Communication has been key to the success of collaborative efforts among faculty, administrators, and postdocs. The PDA has shared information about the activities of its four committees, Programming, Information, Benefits, and Social to apprise faculty and administration of postdocs concerns, and to facilitate communication with senior university officials.
The OPS director also serves as a liaison between postdocs and other university departments, as a consultant to postdocs on career issues, and as a financial supporter of PDA programs. The PDA faculty advisor advises postdocs on professional development issues, advocates on behalf of the postdocs for increased benefits, and serves as an informal advisor on grievance issues.
For faculty engaged in any research enterprise, recruiting and retaining top researchers is critical. Information about professional development programs, benefits, and the logistics of working at a particular campus strengthens a faculty member's ability to attract--and retain--exceptional candidates.
While many PIs support the growth of their postdocs as professionals, few possess the time, energy and training required to offer career development programs that may benefit their postdocs and enable them to secure more attractive positions. The OPS helps meet those needs.
Offices for postdoc services can also assist faculty by publicizing available postdoc positions. Creating a central listing of all the university's postdoctoral fellowships creates a sense of cohesion, as well as providing "one-stop shopping" for potential candidates.
Faculty not only contribute program ideas and speaker contacts for postdocs, but also serve on panel discussions and lead professional development seminars. This type of interaction generates opportunities for postdocs to explore interdisciplinary approaches to their own research, as well as opportunities to meet potential mentors outside of their home departments.

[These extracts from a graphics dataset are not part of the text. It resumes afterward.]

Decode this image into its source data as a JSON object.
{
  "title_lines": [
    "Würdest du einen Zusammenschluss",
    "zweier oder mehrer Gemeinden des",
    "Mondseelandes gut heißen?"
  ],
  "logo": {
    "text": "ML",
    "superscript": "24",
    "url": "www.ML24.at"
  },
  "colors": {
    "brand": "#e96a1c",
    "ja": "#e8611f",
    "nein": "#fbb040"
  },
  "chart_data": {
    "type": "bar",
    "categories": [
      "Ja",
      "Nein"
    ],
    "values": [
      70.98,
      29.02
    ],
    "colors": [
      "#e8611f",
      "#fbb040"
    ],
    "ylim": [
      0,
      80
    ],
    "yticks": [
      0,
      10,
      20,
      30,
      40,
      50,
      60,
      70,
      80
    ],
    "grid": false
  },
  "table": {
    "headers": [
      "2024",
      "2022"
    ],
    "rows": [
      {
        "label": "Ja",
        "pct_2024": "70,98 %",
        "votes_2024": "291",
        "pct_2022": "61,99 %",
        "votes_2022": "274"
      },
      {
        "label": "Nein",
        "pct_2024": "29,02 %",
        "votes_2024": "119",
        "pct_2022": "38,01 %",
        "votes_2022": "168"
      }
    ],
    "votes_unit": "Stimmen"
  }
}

Examples of Collaborative Efforts
During the 2001-02 academic year, the UNC PDA jointly sponsored 8 seminars and an annual symposium with the UNC OPS. Program ideas were generated by the postdoc community, supported financially by the OPS and shaped by faculty input.
The seminar series, "Beyond the Postdoc: The Science of the Job Search," included talks on CV/Resume and Cover Letter Writing, Interviewing Skills, Negotiating a Job Offer, and Group Management Techniques. Another series featured talks on Alternative Careers for Scientists in Biotechnology, Intellectual Property Issues, Careers in Patent Law and Technology Transfer, and Self-Assessment and Career Exploration for Scientists.

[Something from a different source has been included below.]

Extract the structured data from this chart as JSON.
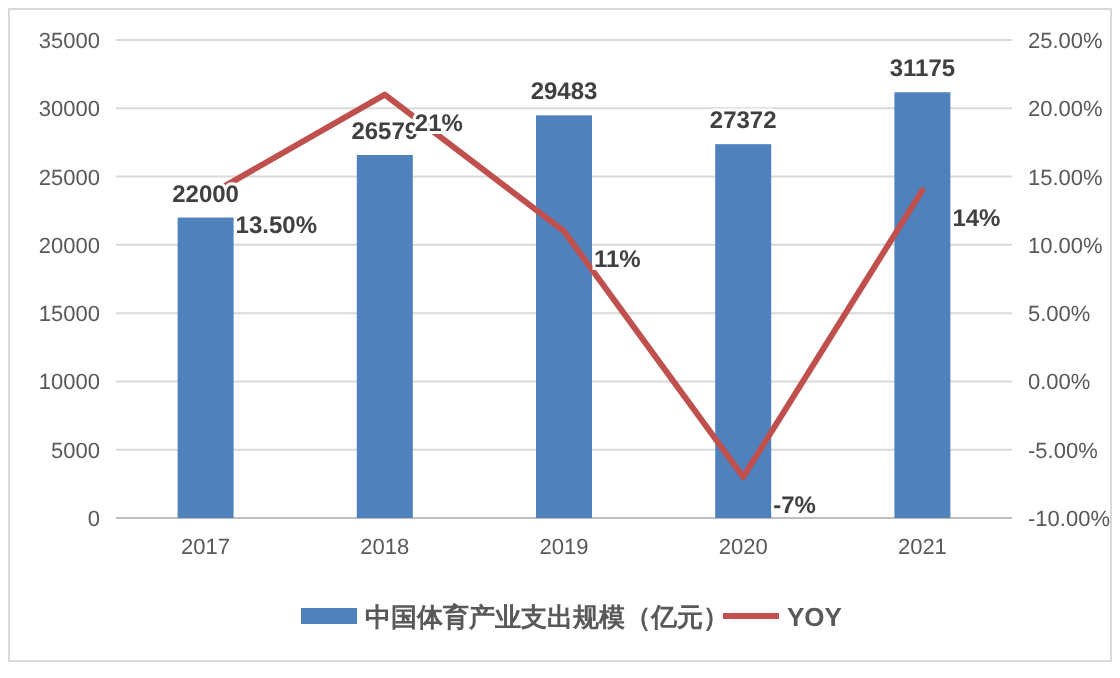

The most recent event, "Grant Writing for Success" was a daylong symposium co-sponsored by 11 departments and research centers at UNC, Duke University, and a foundation. It addressed awards for all levels of support with panel discussions by UNC faculty, representatives from funding agencies and foundations and faculty from other universities. UNC postdocs facilitated the panels, which culminated with a mock study section. The symposium produced constructive dialogue among postdocs, faculty, administrators and funding agencies and led to alliances that continue to grow.

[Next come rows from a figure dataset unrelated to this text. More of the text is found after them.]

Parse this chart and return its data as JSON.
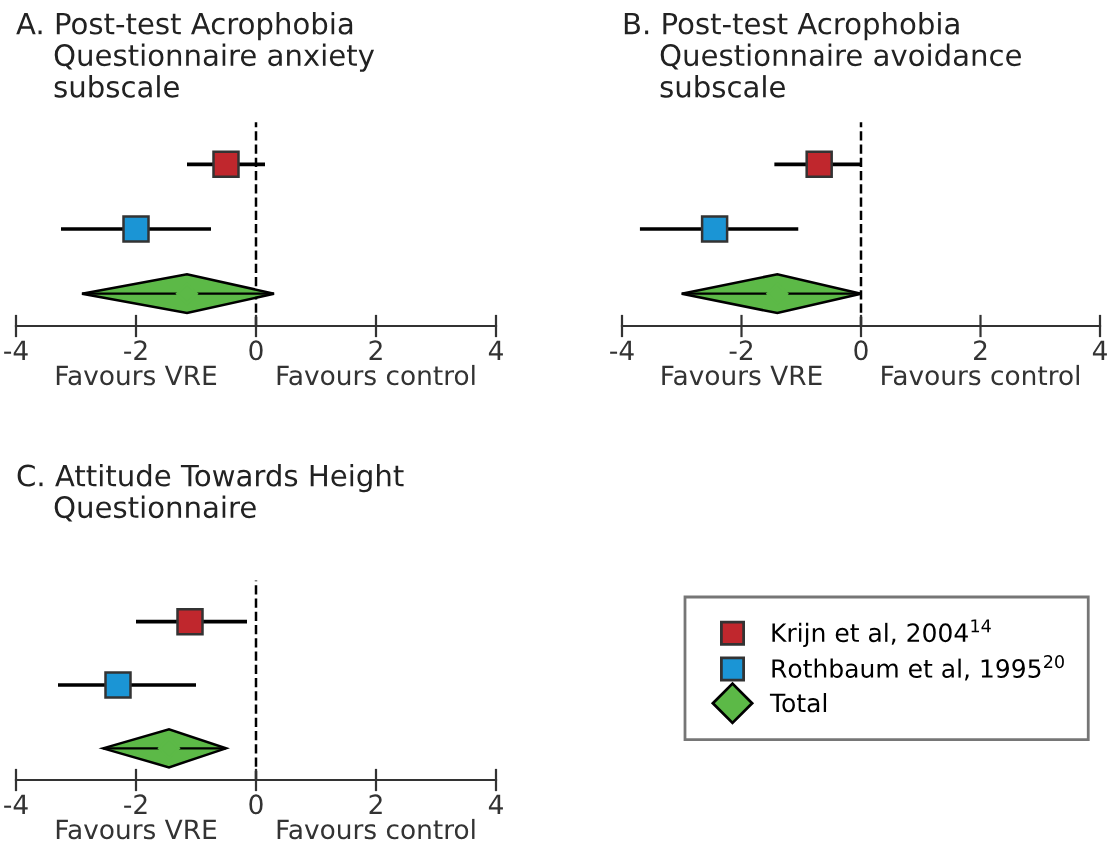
{
  "chart_data": [
    {
      "type": "scatter",
      "title": "A. Post-test Acrophobia\n    Questionnaire anxiety\n    subscale",
      "orientation": "horizontal",
      "categories": [
        null,
        null,
        null
      ],
      "xlim": [
        -4,
        4
      ],
      "xticks": [
        -4,
        -2,
        0,
        2,
        4
      ],
      "tick_labels": "x",
      "grid": false,
      "legend": false,
      "ref_lines": [
        {
          "axis": "x",
          "value": 0,
          "line_style": "dashed",
          "color": "#000000"
        }
      ],
      "annotations": [
        "Favours VRE",
        "Favours control"
      ],
      "series": [
        {
          "color": "#c0272d",
          "marker": "square",
          "values": [
            -0.5,
            null,
            null
          ],
          "errors": [
            [
              -1.15,
              0.15
            ],
            null,
            null
          ]
        },
        {
          "color": "#1b95d5",
          "marker": "square",
          "values": [
            null,
            -2.0,
            null
          ],
          "errors": [
            null,
            [
              -3.25,
              -0.75
            ],
            null
          ]
        },
        {
          "color": "#5cb947",
          "marker": "diamond",
          "values": [
            null,
            null,
            -1.15
          ],
          "errors": [
            null,
            null,
            [
              -2.9,
              0.3
            ]
          ]
        }
      ]
    },
    {
      "type": "scatter",
      "title": "B. Post-test Acrophobia\n    Questionnaire avoidance\n    subscale",
      "orientation": "horizontal",
      "categories": [
        null,
        null,
        null
      ],
      "xlim": [
        -4,
        4
      ],
      "xticks": [
        -4,
        -2,
        0,
        2,
        4
      ],
      "tick_labels": "x",
      "grid": false,
      "legend": false,
      "ref_lines": [
        {
          "axis": "x",
          "value": 0,
          "line_style": "dashed",
          "color": "#000000"
        }
      ],
      "annotations": [
        "Favours VRE",
        "Favours control"
      ],
      "series": [
        {
          "color": "#c0272d",
          "marker": "square",
          "values": [
            -0.7,
            null,
            null
          ],
          "errors": [
            [
              -1.45,
              0.0
            ],
            null,
            null
          ]
        },
        {
          "color": "#1b95d5",
          "marker": "square",
          "values": [
            null,
            -2.45,
            null
          ],
          "errors": [
            null,
            [
              -3.7,
              -1.05
            ],
            null
          ]
        },
        {
          "color": "#5cb947",
          "marker": "diamond",
          "values": [
            null,
            null,
            -1.4
          ],
          "errors": [
            null,
            null,
            [
              -3.0,
              0.0
            ]
          ]
        }
      ]
    },
    {
      "type": "scatter",
      "title": "C. Attitude Towards Height\n    Questionnaire",
      "orientation": "horizontal",
      "categories": [
        null,
        null,
        null
      ],
      "xlim": [
        -4,
        4
      ],
      "xticks": [
        -4,
        -2,
        0,
        2,
        4
      ],
      "tick_labels": "x",
      "grid": false,
      "legend": "right",
      "ref_lines": [
        {
          "axis": "x",
          "value": 0,
          "line_style": "dashed",
          "color": "#000000"
        }
      ],
      "annotations": [
        "Favours VRE",
        "Favours control"
      ],
      "series": [
        {
          "name": "Krijn et al, 2004$^{14}$",
          "color": "#c0272d",
          "marker": "square",
          "values": [
            -1.1,
            null,
            null
          ],
          "errors": [
            [
              -2.0,
              -0.15
            ],
            null,
            null
          ]
        },
        {
          "name": "Rothbaum et al, 1995$^{20}$",
          "color": "#1b95d5",
          "marker": "square",
          "values": [
            null,
            -2.3,
            null
          ],
          "errors": [
            null,
            [
              -3.3,
              -1.0
            ],
            null
          ]
        },
        {
          "name": "Total",
          "color": "#5cb947",
          "marker": "diamond",
          "values": [
            null,
            null,
            -1.45
          ],
          "errors": [
            null,
            null,
            [
              -2.55,
              -0.5
            ]
          ]
        }
      ]
    }
  ]
}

Collaborating to Develop University Policy
Collaboration at UNC-Chapel Hill among faculty, administrators and postdocs resulted in the formation of the UNC Postdoc Advisory Committee. This Committee, assembled by the Vice Chancellor for Research and Graduate Studies and composed of faculty and postdocs from a variety of disciplines, is charged with developing and implementing policy campus-wide for UNC postdocs. While the university clearly faces challenges in the coming years to implement new policies and to grow the UNC postdoc community, increased collaboration between and among key constituencies will ease the growth process and allow the university to move forward as a leader in enhancing postdoctoral education.